The column below reflects the views of the author, and these opinions are neither endorsed nor supported by WisOpinion.com.

Please listen to doctors about getting vaccinated to save yourself and loved ones, as well as end the pandemic (I do listen as I am married to one of America’s leading doctors). Louisiana GOP Senator Bill Cassidy, also a doctor, said: “Whenever politicians mess with public health, usually it doesn’t work out well for public health. And, ultimately it doesn’t work out for the politician, because public health suffers, and the American people want public health.”

The U.S., including Wisconsin, is in the midst of another COVID-19 surge, mainly among the unvaccinated. “From January 1, 2021 through July 22, 2021, over 98 percent of COVID-19 cases in Wisconsin occurred among people who were not fully vaccinated” (Wisconsin Department of Health Services). Vaccination prevents infection, hospitalization, death and community spread. Growing evidence also suggests full vaccination significantly reduces reinfection among people infected in 2020 with COVID-19 (CDC).
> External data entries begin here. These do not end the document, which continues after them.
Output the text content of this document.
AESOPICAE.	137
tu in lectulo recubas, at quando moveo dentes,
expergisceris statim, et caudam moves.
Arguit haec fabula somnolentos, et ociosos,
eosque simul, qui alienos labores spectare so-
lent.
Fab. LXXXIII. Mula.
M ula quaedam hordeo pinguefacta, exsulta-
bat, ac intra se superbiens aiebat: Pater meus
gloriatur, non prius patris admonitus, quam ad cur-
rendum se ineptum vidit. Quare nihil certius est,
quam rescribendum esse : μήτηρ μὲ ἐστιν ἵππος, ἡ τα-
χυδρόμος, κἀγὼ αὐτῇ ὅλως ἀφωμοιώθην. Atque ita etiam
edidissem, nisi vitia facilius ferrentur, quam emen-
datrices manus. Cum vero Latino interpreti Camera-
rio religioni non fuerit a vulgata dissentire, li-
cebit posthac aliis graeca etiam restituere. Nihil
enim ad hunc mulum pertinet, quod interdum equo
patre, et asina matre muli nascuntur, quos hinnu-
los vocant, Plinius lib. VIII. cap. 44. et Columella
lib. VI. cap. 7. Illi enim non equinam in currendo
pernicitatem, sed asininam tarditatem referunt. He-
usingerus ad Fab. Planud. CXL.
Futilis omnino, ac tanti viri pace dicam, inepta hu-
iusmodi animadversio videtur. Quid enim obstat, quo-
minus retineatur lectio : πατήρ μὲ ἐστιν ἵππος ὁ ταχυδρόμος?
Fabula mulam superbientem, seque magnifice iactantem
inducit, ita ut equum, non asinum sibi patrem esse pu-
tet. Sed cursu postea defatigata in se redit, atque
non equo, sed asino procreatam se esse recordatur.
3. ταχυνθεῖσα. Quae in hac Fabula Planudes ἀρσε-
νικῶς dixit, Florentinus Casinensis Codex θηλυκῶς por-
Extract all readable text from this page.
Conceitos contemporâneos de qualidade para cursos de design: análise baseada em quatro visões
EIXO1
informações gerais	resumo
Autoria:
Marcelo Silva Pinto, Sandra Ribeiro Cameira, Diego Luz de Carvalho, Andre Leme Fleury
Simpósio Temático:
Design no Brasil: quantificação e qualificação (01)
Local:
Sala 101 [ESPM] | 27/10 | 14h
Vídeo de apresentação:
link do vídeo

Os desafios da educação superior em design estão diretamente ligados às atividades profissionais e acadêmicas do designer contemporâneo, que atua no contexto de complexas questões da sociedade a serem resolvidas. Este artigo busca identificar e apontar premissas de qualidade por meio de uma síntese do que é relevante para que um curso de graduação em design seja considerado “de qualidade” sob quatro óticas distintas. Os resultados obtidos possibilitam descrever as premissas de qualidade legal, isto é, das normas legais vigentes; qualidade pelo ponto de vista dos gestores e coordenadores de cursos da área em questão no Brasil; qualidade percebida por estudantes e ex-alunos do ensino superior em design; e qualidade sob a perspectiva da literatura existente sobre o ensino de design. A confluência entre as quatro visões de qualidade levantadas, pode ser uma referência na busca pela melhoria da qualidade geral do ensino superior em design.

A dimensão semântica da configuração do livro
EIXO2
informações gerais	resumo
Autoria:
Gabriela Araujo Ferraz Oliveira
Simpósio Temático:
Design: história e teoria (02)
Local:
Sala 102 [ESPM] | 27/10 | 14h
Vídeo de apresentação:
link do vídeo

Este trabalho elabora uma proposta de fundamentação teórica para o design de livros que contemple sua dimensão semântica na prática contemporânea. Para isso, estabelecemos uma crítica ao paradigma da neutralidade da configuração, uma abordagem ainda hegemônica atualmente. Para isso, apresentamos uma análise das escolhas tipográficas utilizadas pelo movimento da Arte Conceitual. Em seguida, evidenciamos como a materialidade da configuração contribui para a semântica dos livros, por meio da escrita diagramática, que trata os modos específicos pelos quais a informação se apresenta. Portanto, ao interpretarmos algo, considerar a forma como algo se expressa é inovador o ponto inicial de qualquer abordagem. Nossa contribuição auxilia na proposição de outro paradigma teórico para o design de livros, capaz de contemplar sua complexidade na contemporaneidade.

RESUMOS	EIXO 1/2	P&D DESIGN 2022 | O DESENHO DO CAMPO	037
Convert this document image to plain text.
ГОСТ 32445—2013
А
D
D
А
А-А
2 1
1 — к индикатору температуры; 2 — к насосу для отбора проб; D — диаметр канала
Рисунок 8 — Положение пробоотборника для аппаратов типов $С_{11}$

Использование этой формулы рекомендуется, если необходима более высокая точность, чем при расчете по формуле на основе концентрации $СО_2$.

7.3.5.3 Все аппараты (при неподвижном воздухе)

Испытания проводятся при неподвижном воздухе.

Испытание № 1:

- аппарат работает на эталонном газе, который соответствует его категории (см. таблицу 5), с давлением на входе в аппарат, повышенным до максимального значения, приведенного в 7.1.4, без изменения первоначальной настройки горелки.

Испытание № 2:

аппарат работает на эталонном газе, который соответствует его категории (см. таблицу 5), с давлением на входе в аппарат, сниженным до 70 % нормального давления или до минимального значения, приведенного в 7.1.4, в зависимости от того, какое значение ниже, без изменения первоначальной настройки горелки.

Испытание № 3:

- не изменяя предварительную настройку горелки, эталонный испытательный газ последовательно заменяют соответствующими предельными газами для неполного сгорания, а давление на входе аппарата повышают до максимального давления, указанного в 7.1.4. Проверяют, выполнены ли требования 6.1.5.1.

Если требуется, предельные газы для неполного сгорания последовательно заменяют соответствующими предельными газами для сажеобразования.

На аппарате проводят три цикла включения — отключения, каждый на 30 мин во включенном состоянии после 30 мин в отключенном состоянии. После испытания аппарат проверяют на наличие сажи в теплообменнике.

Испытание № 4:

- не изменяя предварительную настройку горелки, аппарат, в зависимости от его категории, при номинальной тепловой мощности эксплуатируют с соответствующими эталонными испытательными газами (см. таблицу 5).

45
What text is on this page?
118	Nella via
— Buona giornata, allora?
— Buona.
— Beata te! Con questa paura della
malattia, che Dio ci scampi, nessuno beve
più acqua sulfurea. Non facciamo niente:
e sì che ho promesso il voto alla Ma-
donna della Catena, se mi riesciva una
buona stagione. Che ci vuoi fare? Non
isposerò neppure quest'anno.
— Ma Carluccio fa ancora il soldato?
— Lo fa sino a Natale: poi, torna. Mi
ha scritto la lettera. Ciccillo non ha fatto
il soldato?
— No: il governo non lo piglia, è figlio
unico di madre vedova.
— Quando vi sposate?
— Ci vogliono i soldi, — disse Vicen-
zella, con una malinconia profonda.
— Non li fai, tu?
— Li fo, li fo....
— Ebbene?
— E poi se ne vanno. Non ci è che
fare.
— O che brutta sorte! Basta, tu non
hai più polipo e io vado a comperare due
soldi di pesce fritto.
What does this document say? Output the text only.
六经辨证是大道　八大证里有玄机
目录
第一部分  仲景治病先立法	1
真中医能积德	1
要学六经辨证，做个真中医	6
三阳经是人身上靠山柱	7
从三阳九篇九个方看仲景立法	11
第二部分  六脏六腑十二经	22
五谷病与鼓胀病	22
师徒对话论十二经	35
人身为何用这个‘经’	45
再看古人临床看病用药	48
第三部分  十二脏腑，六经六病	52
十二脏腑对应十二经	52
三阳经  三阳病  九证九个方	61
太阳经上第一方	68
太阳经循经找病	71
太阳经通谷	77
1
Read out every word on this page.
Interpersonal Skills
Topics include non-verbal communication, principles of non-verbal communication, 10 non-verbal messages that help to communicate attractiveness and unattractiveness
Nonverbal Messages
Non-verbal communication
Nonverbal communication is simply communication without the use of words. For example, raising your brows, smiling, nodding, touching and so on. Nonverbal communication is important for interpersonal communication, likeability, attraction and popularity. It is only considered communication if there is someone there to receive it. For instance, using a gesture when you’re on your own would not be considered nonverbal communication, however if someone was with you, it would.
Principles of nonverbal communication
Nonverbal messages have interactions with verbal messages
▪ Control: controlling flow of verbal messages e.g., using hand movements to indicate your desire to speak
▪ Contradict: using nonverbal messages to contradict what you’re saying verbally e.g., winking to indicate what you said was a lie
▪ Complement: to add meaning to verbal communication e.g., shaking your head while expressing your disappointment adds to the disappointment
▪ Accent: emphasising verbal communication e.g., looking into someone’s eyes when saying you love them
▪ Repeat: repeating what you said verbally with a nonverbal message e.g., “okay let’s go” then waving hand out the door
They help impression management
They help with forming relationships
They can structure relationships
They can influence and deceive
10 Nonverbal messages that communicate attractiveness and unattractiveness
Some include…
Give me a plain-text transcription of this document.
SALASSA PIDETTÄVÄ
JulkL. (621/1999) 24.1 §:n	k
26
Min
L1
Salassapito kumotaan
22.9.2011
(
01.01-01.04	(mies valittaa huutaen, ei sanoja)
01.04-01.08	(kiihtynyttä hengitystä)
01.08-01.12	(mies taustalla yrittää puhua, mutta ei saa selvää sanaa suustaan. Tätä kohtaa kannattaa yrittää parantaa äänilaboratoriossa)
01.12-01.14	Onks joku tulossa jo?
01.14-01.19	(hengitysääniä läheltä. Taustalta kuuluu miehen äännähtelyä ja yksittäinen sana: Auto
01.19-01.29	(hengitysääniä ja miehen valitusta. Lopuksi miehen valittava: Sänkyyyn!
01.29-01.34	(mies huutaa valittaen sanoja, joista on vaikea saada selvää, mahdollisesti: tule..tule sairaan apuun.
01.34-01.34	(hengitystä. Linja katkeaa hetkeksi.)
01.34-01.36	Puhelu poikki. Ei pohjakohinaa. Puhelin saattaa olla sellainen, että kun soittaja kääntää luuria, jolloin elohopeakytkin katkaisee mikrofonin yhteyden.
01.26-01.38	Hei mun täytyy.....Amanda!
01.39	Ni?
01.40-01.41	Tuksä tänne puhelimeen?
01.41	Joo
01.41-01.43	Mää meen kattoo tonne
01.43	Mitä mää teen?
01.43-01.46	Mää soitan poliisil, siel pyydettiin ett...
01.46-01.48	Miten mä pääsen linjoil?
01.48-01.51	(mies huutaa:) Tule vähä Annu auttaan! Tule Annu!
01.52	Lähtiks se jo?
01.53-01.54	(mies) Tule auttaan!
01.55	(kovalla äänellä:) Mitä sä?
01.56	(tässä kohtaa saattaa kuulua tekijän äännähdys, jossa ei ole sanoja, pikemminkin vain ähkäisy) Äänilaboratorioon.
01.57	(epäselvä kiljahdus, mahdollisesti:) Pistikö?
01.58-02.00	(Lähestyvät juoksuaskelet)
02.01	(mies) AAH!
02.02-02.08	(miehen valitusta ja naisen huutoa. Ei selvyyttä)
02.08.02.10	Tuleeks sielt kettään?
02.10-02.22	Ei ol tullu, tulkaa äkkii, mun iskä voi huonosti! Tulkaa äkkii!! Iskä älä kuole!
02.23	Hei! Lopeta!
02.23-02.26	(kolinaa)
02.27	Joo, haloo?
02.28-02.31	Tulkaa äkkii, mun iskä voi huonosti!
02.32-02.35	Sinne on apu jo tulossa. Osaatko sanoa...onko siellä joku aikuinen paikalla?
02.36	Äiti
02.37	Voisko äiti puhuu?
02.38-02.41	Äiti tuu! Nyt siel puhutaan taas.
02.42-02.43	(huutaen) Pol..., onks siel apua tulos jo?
Importantly, a new study highlighted by the Commonwealth Fund, is eye-popping: “The success of COVID-19 vaccination campaigns in many states demonstrates the real-world feasibility, and impact, of achieving high vaccination coverage. By the end of July, the five highest performing states – Vermont, Connecticut, Massachusetts, Maine and Rhode Island – had fully vaccinated an average of 74 percent of adults (Wisconsin – 60.6 percent) and lowered rates of COVID-related hospitalizations and deaths compared with other states. In contrast, the two states with the greatest burden of cases, hospitalizations and deaths currently – Florida and Texas – had fully vaccinated only 59.3 percent and 55.6 percent of their adult residents, respectively.” The study concluded that if Florida and Texas had vaccination rates similar to the New England states, the two Sunbelt states “could have averted more than 70,000 hospitalizations and 4,700 deaths by the end of July.”

Wisconsin doctors (and other health care leaders) understand data and science. The Wisconsin Medical Society said: “As Wisconsin and the nation continue to see dramatic increases in COVID-19 infections – primarily due to spread of the Delta variant among the unvaccinated population – the state’s largest physician organization is calling on all health care entities to require that their employees be vaccinated against COVID-19. … The only hope to beat this virus is through a significant increase in vaccinations.” Accordingly, Wisconsin health systems, including the nationally renowned rural Marshfield Clinic Health System, have endorsed requiring their employees to be vaccinated. Nationally, the U.S. Chamber of Commerce and the National Association of Manufacturers are supportive of President Biden’s requiring federal workers to get vaccinated.

There are three groups in Wisconsin that urgently need more people vaccinated: rural residents, Blacks and teenagers. The Marshfield Clinic Health System is doing a full-court press to reach and vaccinate rural Wisconsinites. Milwaukee Mayor Tom Barrett has prioritized answering questions and reducing understandable mistrust to increase vaccinations among Blacks. And, the Wisconsin Department of Health Services is using social media to reach teenagers.

We are all Wisconsinites and can defeat COVID-19. Listen to doctors. Please get vaccinated. The life you save may be your own, a family member or someone you care about.

– Kaplan wrote a guest column from Washington, D.C., for the Wisconsin State Journal from 1995 – 2009.